“Do not wait until the conditions are perfect to begin. Beginning makes the conditions perfect.” -Alan Cohen
The new financial year has begun, and capital markets are abuzz with opinions on the upcoming election results, the liquidity situation, foreign inflows and similar talks.
While these economic events are crucial, I would like to reserve these discussion pointers for the posh boys at D-street and shift my vision to the topic that really matters – your wealth-creation journey!
The new financial year brought in a fresh breath of relief as equity markets rallied to touch meaningful highs (Nifty @ 11,700; SENSEX @ 39,100) – indices recovered and grew beyond what it lost in the last financial year. However, there has been an uncanny increase in the number of requests to address variations of a very specific investor query.
“Markets have peaked/tanked; what do I do?”
There is a good chance you opened this email out of sheer excitement to take an action on your investments. But, here’s why you must take a step back and think!
Action bias, or in other words – the urge to do something when something happens even though it does not necessitate you to do anything, is turning out to be the biggest factor to wealth erosion.
Given that the urge to take action is a typical behaviour-driven situation, I would like to quote a self-explanatory sketch from ‘The Behavior Gap’ by Carl Richards –
While this is a very crude sketch, it is perhaps the most powerful I’ve seen.
There is enough and more data to prove how profitable capital markets are, but the fact of life is that most investors haven’t experienced it first-hand and subsequently tilt towards believing that wealth creation by capital markets is actually a myth perpetuated by the industry.
But let me assure – YOU (read as: your actions) are more responsible for your investment performance than the markets are. Following are the behavioural fallacies that lead to a not-so-good wealth creation experience.
Gap #1: Nobody can time the market, but many try to do so – albeit unsuccessfully
Back to basics. Price of an equity share is determined by the demand-supply mechanics driven by billions of dollars, billions of investors, millions of algorithms. Also, every optimistic buyer at a price point has a pessimistic seller. And hence, it is difficult for anyone to predict the market accurately since that would require predicting the movement of the expansive range of participants.

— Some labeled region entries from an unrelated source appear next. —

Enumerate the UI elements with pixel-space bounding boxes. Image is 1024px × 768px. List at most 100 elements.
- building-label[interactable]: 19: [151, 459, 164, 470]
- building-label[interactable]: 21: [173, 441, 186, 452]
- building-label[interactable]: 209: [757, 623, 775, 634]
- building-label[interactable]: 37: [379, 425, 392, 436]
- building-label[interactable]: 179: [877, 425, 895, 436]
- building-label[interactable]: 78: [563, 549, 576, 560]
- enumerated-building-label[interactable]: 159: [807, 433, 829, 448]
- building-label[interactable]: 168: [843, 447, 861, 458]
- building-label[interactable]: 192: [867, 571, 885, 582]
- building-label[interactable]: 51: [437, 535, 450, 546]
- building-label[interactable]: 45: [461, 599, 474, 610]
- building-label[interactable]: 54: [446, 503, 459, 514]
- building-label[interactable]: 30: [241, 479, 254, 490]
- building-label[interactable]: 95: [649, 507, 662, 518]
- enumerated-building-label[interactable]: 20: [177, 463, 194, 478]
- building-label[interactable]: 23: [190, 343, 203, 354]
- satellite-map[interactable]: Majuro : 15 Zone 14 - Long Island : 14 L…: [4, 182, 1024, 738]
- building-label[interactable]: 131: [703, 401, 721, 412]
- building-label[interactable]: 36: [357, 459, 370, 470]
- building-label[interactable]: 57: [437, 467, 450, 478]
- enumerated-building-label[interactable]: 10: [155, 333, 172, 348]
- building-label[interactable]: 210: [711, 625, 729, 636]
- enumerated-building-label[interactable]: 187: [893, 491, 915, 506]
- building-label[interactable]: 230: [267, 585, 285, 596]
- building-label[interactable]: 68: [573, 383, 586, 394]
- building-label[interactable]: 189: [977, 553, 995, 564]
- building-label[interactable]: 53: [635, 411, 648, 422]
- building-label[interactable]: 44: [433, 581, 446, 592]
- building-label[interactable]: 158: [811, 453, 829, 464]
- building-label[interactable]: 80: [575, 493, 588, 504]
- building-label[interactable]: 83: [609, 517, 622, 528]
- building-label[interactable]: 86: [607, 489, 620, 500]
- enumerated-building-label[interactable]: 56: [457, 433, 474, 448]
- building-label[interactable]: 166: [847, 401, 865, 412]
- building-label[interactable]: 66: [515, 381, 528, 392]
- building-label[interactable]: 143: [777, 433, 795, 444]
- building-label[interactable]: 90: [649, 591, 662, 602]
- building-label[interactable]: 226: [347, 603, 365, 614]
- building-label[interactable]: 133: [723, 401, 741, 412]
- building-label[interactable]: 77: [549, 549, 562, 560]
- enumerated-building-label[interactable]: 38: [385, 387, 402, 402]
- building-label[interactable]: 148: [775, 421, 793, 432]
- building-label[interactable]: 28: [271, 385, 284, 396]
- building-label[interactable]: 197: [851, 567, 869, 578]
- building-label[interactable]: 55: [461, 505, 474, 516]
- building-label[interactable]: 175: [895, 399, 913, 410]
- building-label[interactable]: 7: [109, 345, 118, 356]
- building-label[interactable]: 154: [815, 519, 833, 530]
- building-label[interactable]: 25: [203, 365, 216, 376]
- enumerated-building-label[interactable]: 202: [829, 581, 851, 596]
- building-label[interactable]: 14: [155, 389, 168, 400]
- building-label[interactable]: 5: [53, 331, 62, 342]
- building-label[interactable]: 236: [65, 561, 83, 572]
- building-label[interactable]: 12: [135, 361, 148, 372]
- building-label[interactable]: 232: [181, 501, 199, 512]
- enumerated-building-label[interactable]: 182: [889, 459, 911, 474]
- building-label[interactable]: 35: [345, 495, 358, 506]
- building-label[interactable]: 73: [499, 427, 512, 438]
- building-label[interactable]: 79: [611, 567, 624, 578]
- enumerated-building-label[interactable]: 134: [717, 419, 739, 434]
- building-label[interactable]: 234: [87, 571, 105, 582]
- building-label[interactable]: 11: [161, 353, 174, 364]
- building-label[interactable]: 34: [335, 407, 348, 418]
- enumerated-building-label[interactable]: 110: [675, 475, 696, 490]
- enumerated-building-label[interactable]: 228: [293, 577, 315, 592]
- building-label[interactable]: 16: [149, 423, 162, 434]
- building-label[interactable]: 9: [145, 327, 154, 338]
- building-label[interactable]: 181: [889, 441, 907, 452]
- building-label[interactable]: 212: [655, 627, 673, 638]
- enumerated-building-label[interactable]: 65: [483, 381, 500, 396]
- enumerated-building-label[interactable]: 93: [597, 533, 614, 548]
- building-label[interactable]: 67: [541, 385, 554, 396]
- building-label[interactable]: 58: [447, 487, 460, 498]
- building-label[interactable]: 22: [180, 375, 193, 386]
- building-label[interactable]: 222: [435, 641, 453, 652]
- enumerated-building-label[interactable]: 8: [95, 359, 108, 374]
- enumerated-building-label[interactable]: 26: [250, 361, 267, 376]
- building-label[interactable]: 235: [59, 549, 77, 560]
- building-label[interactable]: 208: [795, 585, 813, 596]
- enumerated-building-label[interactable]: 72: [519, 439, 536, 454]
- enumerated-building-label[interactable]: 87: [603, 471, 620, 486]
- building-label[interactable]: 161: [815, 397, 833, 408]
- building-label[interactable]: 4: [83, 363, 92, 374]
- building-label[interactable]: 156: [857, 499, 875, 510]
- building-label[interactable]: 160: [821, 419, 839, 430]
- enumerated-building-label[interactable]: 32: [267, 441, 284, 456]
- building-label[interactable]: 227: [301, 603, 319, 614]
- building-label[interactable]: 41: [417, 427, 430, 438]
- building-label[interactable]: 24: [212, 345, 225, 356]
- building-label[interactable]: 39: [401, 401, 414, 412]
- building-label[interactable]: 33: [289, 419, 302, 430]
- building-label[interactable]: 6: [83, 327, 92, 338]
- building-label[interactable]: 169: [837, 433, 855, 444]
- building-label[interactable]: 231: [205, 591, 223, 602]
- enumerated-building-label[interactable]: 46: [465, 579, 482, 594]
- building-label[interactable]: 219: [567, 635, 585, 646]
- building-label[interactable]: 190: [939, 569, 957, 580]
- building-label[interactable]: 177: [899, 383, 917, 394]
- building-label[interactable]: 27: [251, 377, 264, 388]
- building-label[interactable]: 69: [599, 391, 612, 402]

Gap #2: You can’t wake a person who is awake!
The number one rule for profitability is “buy low, sell high”. Now, I know this is common sense and you already know this. But what you may not know is that most investors tend to do the exact opposite by succumbing to their own emotions. The image alongside, again borrowing from Carl Richards, is how most investors manage their investments:
Gap #3: Time, and not timing, is your friend in the market
Wealth-creation is a long process requiring patience and persistence. It is best to try quick bets in the casino or at the race-tracks. Capital markets, contrary to popular belief, is a more of a wealth-building avenue than a money-minting machine.
Pick any index – perhaps Nifty for this case. In the short term, all you will see is high volatility across a chart reacting to various events. But, in the long term, you will notice an uptrend emerging! It is important to ride the uptrend and ignore the volatility. Be an investor, not a trader.
Fig. 1.1 Nifty: Short Term : 5-day Volatility Fig. 1.2 Nifty: Long Term : 5-year Uptrend
Like Benjamin Graham put it right on spot – “In the short run, the market is a voting machine but in the long run it is a weighing machine”
Here’s the bottom-line: The only reasons why you must take an action on your investment portfolio is if there is a change in your financial goal/plans or if your portfolio requires a rebalancing.
At a fund-level, we are already keeping a close watch on your investments and will notify you in case of any rebalancing required.